They look good enough to eat

Global food show features sushi ice cream, vegetable biscuits and salmon that looks like chorizo

YOU can’t believe your eyes with today’s most innovative foods, whether it is solid honey, sushi ice cream, vegetable biscuits or even salmon that looks like chorizo.

Approach even the most innocuous-looking food with a bit of caution: perhaps that hamburger is actually tuna in disguise, or the fresh caviar is raspberry-flavoured.

That perfume bottle could now contain an organic flavouring after AB Aromes created flavour sprays such as coriander, thyme, basil, mandarin and black pepper, right.

The recent global food show Salon International de l’Alimentation (SIAL) in Paris was alive with new ideas from banana wine to oxidant-packed goji berries and healthy products such as an anti-cholesterol salad dressing.

Its top award, the Global SIAL d’Or, went to the solid honey from Canadian company Honibe.

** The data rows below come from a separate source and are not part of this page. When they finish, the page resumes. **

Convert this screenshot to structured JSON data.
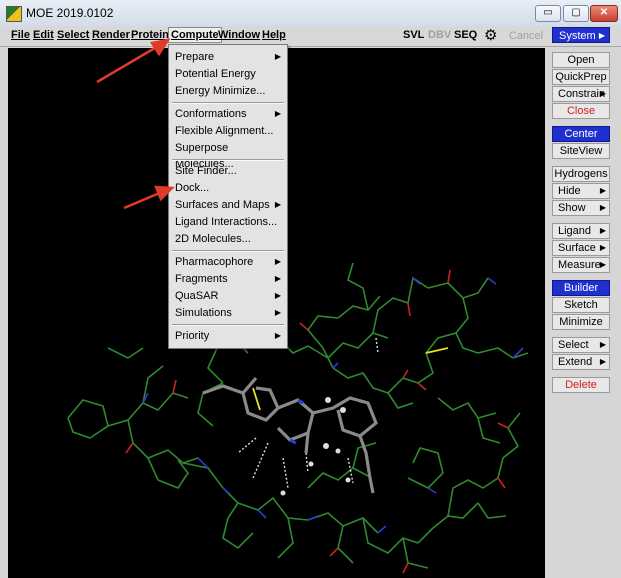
{
  "window": {
    "title": "MOE 2019.0102",
    "min": "▭",
    "max": "▢",
    "close": "✕"
  },
  "menubar": {
    "items": [
      "File",
      "Edit",
      "Select",
      "Render",
      "Protein",
      "Compute",
      "Window",
      "Help"
    ],
    "svl": "SVL",
    "dbv": "DBV",
    "seq": "SEQ",
    "cancel": "Cancel",
    "system": "System",
    "gear_icon": "gear-icon"
  },
  "compute_menu": {
    "groups": [
      [
        "Prepare",
        "Potential Energy",
        "Energy Minimize..."
      ],
      [
        "Conformations",
        "Flexible Alignment...",
        "Superpose Molecules..."
      ],
      [
        "Site Finder...",
        "Dock...",
        "Surfaces and Maps",
        "Ligand Interactions...",
        "2D Molecules..."
      ],
      [
        "Pharmacophore",
        "Fragments",
        "QuaSAR",
        "Simulations"
      ],
      [
        "Priority"
      ]
    ],
    "submenu_items": [
      "Prepare",
      "Conformations",
      "Surfaces and Maps",
      "Pharmacophore",
      "Fragments",
      "QuaSAR",
      "Simulations",
      "Priority"
    ]
  },
  "sidebar": {
    "buttons": [
      "Open",
      "QuickPrep",
      "Constrain",
      "Close",
      "Center",
      "SiteView",
      "Hydrogens",
      "Hide",
      "Show",
      "Ligand",
      "Surface",
      "Measure",
      "Builder",
      "Sketch",
      "Minimize",
      "Select",
      "Extend",
      "Delete"
    ]
  },
  "colors": {
    "accent": "#1f2fd0",
    "delete": "#d02020",
    "arrow": "#e23a2a",
    "protein": "#2f8a2f",
    "ligand": "#8a8a8a"
  }
}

Made of pure white clover honey, it contains no additives or preservatives and can be used for sweetening coffee or tea, soothing sore throats or just as a sweet.

Traditional sweets would find themselves as starters, like Macarons Gourmands’ macarons flavoured with tomato and basil or peas and shallots, or fruity Roy René calissons with flavourings of olive and tomato-flavour.

But it works the other way, too, with the “sushi” being created from ice cream by New Zealand dairy firm Emerald for Sooshi

Ice Cream or the pearls of caviar from UK company Freshburst that contain chocolate or raspberry fillings.

To finish off your meal you can have cheese with Croc’Légumes biscuits made from carrot or beetroot by Pâtisserie des Flandres.